Fast forward to the birth of our third child…within two hours of her birth, we were delivered three significant diagnoses that included Down syndrome, transit leukemia, and holes in her heart. They gave us information about institutions, told us her average life expectancy was 26 years followed by a list of milestones we could expect to be significantly delayed.

We were immediately assessing how we were going to have to change our lives and give up all the things we knew and loved, especially the outdoors. As she grew and her health stabilized, we were inundated with therapies and specialized toys to help her develop. It, in fact, became our life; appointment after appointment, every day, every week, every month. There was a point when it was all just too much! None of us were happy and all we wanted was our old life back!

That was when we started getting back outside and talking with therapists about how some of the things we loved to do as a family could benefit our daughter. How horseback riding could help strengthen her core and improve her balance, how walking outside was more motivational for her than walking inside. We started going on hikes, horseback rides, camping trips, and all the things we loved to do, incorporating ways to work on her goals while we were at it.  As a family, we all began to breathe again; we were able to feel normal again.

After a good day of being outside, whether it’s horseback riding, kayaking, rafting, or hiking, I always feel more grounded. I sleep better, feel less stressed, and have more patience and clarity, not to mention the exercise I get doesn’t even feel like exercise. I am a better person when I am able to get outside and I want that for my kids, too!

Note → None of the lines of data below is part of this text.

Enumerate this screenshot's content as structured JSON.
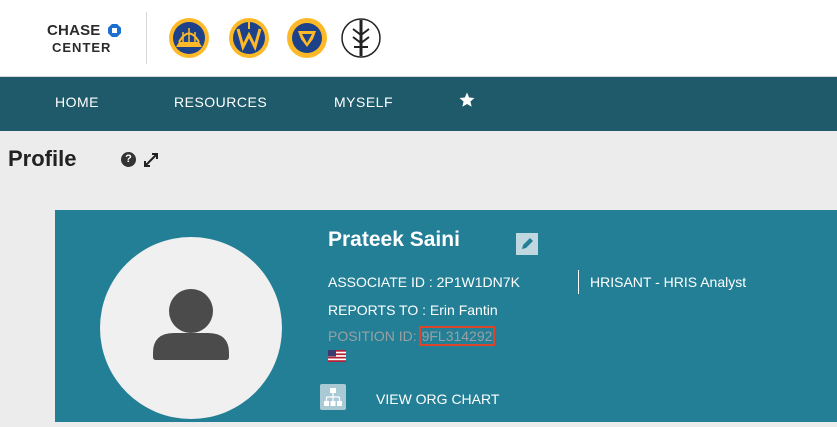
{
  "brand": {
    "line1": "CHASE",
    "line2": "CENTER"
  },
  "team_logos": [
    "warriors-logo-icon",
    "santa-cruz-warriors-logo-icon",
    "gsw-gaming-logo-icon",
    "valkyries-logo-icon"
  ],
  "nav": {
    "home": "HOME",
    "resources": "RESOURCES",
    "myself": "MYSELF",
    "favorites_icon": "star-icon"
  },
  "page": {
    "title": "Profile"
  },
  "profile": {
    "name": "Prateek Saini",
    "associate_id_label": "ASSOCIATE ID : 2P1W1DN7K",
    "department": "HRISANT - HRIS Analyst",
    "reports_to": "REPORTS TO : Erin Fantin",
    "position_label": "POSITION ID: ",
    "position_id": "9FL314292",
    "org_chart_link": "VIEW ORG CHART"
  },
  "colors": {
    "nav": "#1e5a69",
    "card": "#237f96",
    "highlight": "#d9462c"
  }
}
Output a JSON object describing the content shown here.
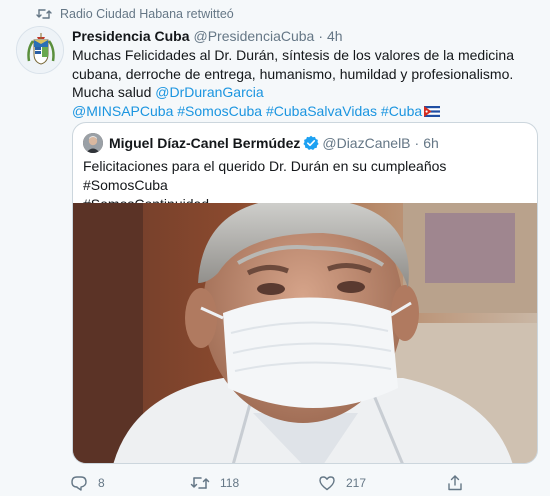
{
  "retweet_context": {
    "text": "Radio Ciudad Habana retwitteó",
    "icon": "retweet-icon"
  },
  "tweet": {
    "author_name": "Presidencia Cuba",
    "author_handle": "@PresidenciaCuba",
    "separator": "·",
    "time": "4h",
    "text_part1": "Muchas Felicidades al Dr. Durán, síntesis de los valores de la medicina cubana, derroche de entrega, humanismo, humildad y profesionalismo. Mucha salud ",
    "mention1": "@DrDuranGarcia",
    "mention2": "@MINSAPCuba",
    "hashtag1": "#SomosCuba",
    "hashtag2": "#CubaSalvaVidas",
    "hashtag3": "#Cuba",
    "flag_icon": "cuba-flag-icon"
  },
  "quoted_tweet": {
    "author_name": "Miguel Díaz-Canel Bermúdez",
    "author_handle": "@DiazCanelB",
    "separator": "·",
    "time": "6h",
    "text_line1": "Felicitaciones para el querido Dr.  Durán en su cumpleaños #SomosCuba",
    "text_line2": "#SomosContinuidad",
    "verified_icon": "verified-badge-icon"
  },
  "actions": {
    "reply_count": "8",
    "retweet_count": "118",
    "like_count": "217"
  },
  "colors": {
    "link": "#1b95e0",
    "muted": "#657786",
    "text": "#14171a",
    "background": "#f5f8fa",
    "border": "#ccd6dd"
  }
}
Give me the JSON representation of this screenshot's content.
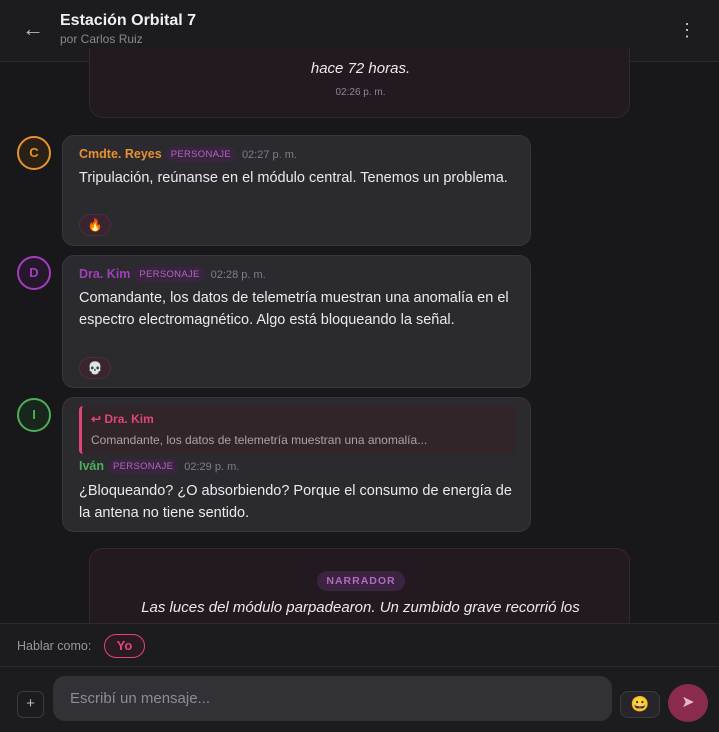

Through the past 13 years, we have been able to expose our daughter to many, many activities, most of which she loves. She skis every Sunday all winter long, rides her horse year-round, kayaks every chance she gets, zip lines, rock climbs, hikes, bikes, swims, and so much more. The outdoors has become for her what it has always been for us. If we had not ever given her the chance to get out and try things, we would have robbed her one of the most important parts of her life. It is that dignity of risk that is so hard as a parent, but so valuable. It allowed her life to be full of rich outdoor activities that she will carry into the rest of her life, giving her joy and health benefits we could have never imagined thirteen years ago.